More than 43 million Americans have more than $1.3 trillion in student loans — more than doubling from $600 million in 2006. This dramatic increase is creating a crisis for younger workers, an opportunity for brokers and a push for legislators to do something.
Seven-in-10 graduates from the class of 2016 have student loans, with an average loan balance of $37,172, according to Brian Walters, senior vice president at GradFin, a student loan debt repayment company. On top of that, 90% of borrowers do not know their interest rate, he explained Tuesday during remarks at EBA’s Workplace Benefits Mania in Las Vegas.
Because of student loan debt, younger employees often can’t get other loans, such as for purchasing a house or car. Student loan debt is also affecting retirement savings, as 51% of employees with student loans are contributed 5% less of their pay to their 401(k), according to Aon research.
There is a toll on employee productivity, as well. Half of employees with student loans spend time at work dealing with financial pressures versus 23% without student loan debt, explained Chris Walters, CEO of GradFin.
This has caused employees to seek a company that offers student loan assistance benefits, with 80% of employees saying they would like to work for a company that offers that benefit, Chris Walters said.
In 2017, just 4% of companies offer student loan repayment assistance, but the industry is expected to grow to 26% by 2019, according to the Society for Human Resource Management.
“This market is set to grow and you can be in the beginning,” Chris Walters said to the room of brokers. “This is a new thing you can talk to clients about.” His company’s biggest client is retailer Urban Outfitters, but they have RFPs with a few companies in the Fortune 50.
Congress is also considering two proposals to change how employers treat student loan debt repayment from employers and “if we change the tax law, this market will really explode,” Chris Walters said.
Congressional change
Today, student loan payments made by employers to their employees are treated as compensation for tax purposes, with $7.65 in payroll tax required for every $100 contribution by an employer.
A bill in the House, with 80 bi-partisan co-sponsors, would permit up to $5,250 a year in student loan repayment assistance as tax free.

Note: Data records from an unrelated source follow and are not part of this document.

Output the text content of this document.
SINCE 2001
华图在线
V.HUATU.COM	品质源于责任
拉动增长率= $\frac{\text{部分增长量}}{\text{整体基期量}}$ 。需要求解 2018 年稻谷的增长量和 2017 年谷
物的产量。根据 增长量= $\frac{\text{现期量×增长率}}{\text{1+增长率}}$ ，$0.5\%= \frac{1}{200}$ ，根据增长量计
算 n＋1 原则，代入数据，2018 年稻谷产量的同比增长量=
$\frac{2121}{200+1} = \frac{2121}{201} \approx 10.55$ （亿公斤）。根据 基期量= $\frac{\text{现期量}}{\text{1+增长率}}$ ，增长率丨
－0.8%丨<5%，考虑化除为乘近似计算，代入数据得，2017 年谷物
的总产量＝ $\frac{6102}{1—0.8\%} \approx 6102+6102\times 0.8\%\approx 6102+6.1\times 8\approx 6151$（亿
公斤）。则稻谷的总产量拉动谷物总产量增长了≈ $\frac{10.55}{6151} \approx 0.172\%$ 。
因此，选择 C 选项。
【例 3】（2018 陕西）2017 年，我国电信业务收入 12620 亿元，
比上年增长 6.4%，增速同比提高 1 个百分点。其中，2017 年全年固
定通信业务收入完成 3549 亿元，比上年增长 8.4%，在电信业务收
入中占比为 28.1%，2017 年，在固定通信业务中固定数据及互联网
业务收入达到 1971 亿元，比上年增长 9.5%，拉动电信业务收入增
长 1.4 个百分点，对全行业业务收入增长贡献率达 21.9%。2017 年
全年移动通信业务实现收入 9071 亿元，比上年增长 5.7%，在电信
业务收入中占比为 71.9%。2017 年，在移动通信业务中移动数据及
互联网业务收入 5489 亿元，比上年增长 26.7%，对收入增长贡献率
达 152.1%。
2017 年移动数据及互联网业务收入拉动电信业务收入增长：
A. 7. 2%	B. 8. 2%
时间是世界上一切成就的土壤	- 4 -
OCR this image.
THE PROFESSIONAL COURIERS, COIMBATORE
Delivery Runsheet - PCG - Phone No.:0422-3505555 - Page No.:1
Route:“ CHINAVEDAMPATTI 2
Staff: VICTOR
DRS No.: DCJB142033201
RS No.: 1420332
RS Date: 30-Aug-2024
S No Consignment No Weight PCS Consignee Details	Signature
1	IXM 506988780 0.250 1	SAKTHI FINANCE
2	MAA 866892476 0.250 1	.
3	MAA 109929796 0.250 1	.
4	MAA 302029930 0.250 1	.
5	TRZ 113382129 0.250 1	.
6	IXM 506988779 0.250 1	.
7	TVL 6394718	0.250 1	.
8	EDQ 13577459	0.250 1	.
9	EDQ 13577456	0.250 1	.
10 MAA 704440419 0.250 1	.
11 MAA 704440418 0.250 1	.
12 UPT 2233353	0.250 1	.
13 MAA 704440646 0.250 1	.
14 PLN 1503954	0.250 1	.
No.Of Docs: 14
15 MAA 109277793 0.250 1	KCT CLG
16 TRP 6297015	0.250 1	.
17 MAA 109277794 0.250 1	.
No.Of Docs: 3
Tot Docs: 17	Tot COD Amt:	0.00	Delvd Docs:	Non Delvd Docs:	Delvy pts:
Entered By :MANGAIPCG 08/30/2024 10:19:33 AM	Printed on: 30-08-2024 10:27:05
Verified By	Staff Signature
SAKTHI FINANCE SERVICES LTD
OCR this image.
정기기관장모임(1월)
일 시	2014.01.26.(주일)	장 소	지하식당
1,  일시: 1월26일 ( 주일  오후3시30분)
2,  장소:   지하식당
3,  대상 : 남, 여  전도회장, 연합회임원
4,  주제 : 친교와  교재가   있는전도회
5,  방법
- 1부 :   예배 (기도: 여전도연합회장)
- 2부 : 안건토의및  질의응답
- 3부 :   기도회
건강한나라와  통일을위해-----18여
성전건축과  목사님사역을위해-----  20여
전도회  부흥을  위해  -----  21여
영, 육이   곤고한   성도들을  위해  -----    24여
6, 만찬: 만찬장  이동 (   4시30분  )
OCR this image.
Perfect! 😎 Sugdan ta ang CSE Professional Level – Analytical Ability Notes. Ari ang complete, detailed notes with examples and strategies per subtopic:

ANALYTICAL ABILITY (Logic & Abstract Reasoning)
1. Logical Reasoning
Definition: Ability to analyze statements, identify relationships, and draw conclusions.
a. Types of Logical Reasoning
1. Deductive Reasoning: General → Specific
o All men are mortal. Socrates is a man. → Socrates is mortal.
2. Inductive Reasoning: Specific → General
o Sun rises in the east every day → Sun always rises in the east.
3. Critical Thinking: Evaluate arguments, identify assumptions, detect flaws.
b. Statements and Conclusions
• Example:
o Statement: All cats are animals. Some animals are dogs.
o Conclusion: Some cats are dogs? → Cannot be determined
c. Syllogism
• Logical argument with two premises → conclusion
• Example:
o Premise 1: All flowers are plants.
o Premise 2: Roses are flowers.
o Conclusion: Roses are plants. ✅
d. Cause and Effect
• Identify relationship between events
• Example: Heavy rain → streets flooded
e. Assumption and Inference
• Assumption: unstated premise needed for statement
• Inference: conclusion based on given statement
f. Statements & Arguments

A second proposal, out of think tank the Aspen Institute, would allow employees to use up to $18,000 from their 401(k) for student loan repayment assistance.
Employers and advisers take note when offering benefits to help workers pay down their loans, as well as competitive salaries.
“Not many young workers get close to the $18,000 [401(k)] cap,” Chris Walters said. “This proposal would allow employees to use a portion of that 401(k) exclusion for student loans, … and is generating a lot of positive feedback on Capitol Hill.”
“The chance of this passing increases by the day,” he added.
However, Chris Walters admits there are issues with legislation, including a “dysfunctional Congress,” which is not passing many bills.
If Congress does not act, the industry may look toward states. Connecticut and Massachusetts both have pending legislation that would offer tax credits on state taxes for employers who offer student loan debt repayment assistance.